Sahar Javadi and Shahdy Ali-Hassan don’t like Valentine’s Day. They think it’s a cheesy Hallmark holiday that puts too much pressure on too many people. As Sahar puts it, “It’s just stupid.” So when she figured out that Shahdy, her boyfriend of two years, was going to be on company business in Brazil on February 14, 2007, she didn’t care . . . right?

“I was really mad,” says Sahar. “I knew he had my engagement ring. We went shopping for it in November. So at this point all I’m thinking about are opportunities for him to propose.”

She had been sure he was going to do it over New Year’s in Houston, at her brother’s house, in front of her parents. Nope.

In January, when she had to go to Los Angeles on a work trip and Shahdy said he would meet her out there, her hopes rose again. Shahdy, however, hadn’t even brought the ring along.

“At that point, I concluded that the trip thing is not Shahdy’s deal,” Sahar says. “He needs to be in his comfort zone, at home, I told myself, and he probably has his own little place in DC where he wants to do it.”

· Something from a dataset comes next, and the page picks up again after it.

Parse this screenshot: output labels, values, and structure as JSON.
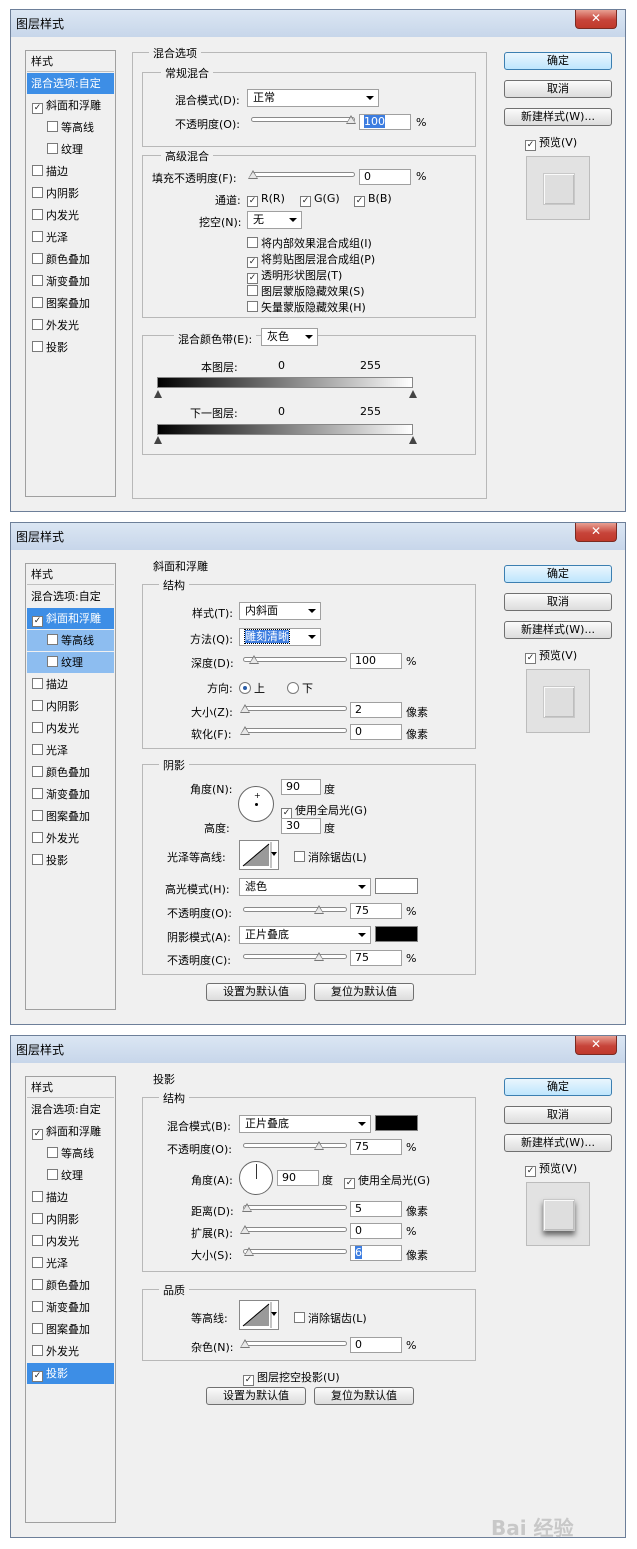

Shahdy’s trip to Brazil lined up almost perfectly with Carnival—his two weeks of work ended right when the festival was starting—so he convinced Sahar to buy a ticket to meet him down there. She was psyched about Carnival, but her mom told her not to think about anything else. If Shahdy hadn’t taken the ring to LA or Houston, he wasn’t going to risk lugging it around Rio de Janeiro.

Of course not. He kept it in the hotel safe.

After four days of sightseeing and beach-hopping with friends, and not even hinting at a proposal, he stunned Sahar at the top of Corcovado Mountain in front of the giant Christ the Redeemer statue, which was just named one of the new seven wonders of the world, while gazing out onto a view of the entire city. Their friends Gustavo and Roberta had disappeared, and Sahar, having seen the view and snapped her pictures already, was itching to leave. And then:

“I said, ‘Will you marry me?’ ” Shahdy says. “She said, ‘What?’ ”

Then: “What do you mean?”

Then: “Are you serious?”

Then, finally: “Yes!”

“I hadn’t seen the ring for three months, so my first thought was ‘Oh!’ ” Sahar says. “My next thought was ‘Oh, my God, do Gustavo and Roberta know you were going to do this?’ And he’s like, ‘Yeah, they knew.’ I said, ‘Do my parents have any idea?’ And he’s like, ‘Yeah, they know.’ I was totally overwhelmed.”

After making a slew of international phone calls to their friends, Shahdy surprised Sahar again—with a ritzy eight-course tasting menu at a restaurant owned by the Brazilian president’s chef.

The couple, who are having their wedding at the end of March, decided on a small Muslim ceremony at Sahar’s parents’ house, with a big reception the next day at Meadowlark Botanical Gardens in Vienna.

For now, the view from the top of Corcovado is the wallpaper on both of their computers.

"I waited so long for him to propose, and then that trip I wasn't even thinking about it," says Sahar. “The whole thing was just surreal.”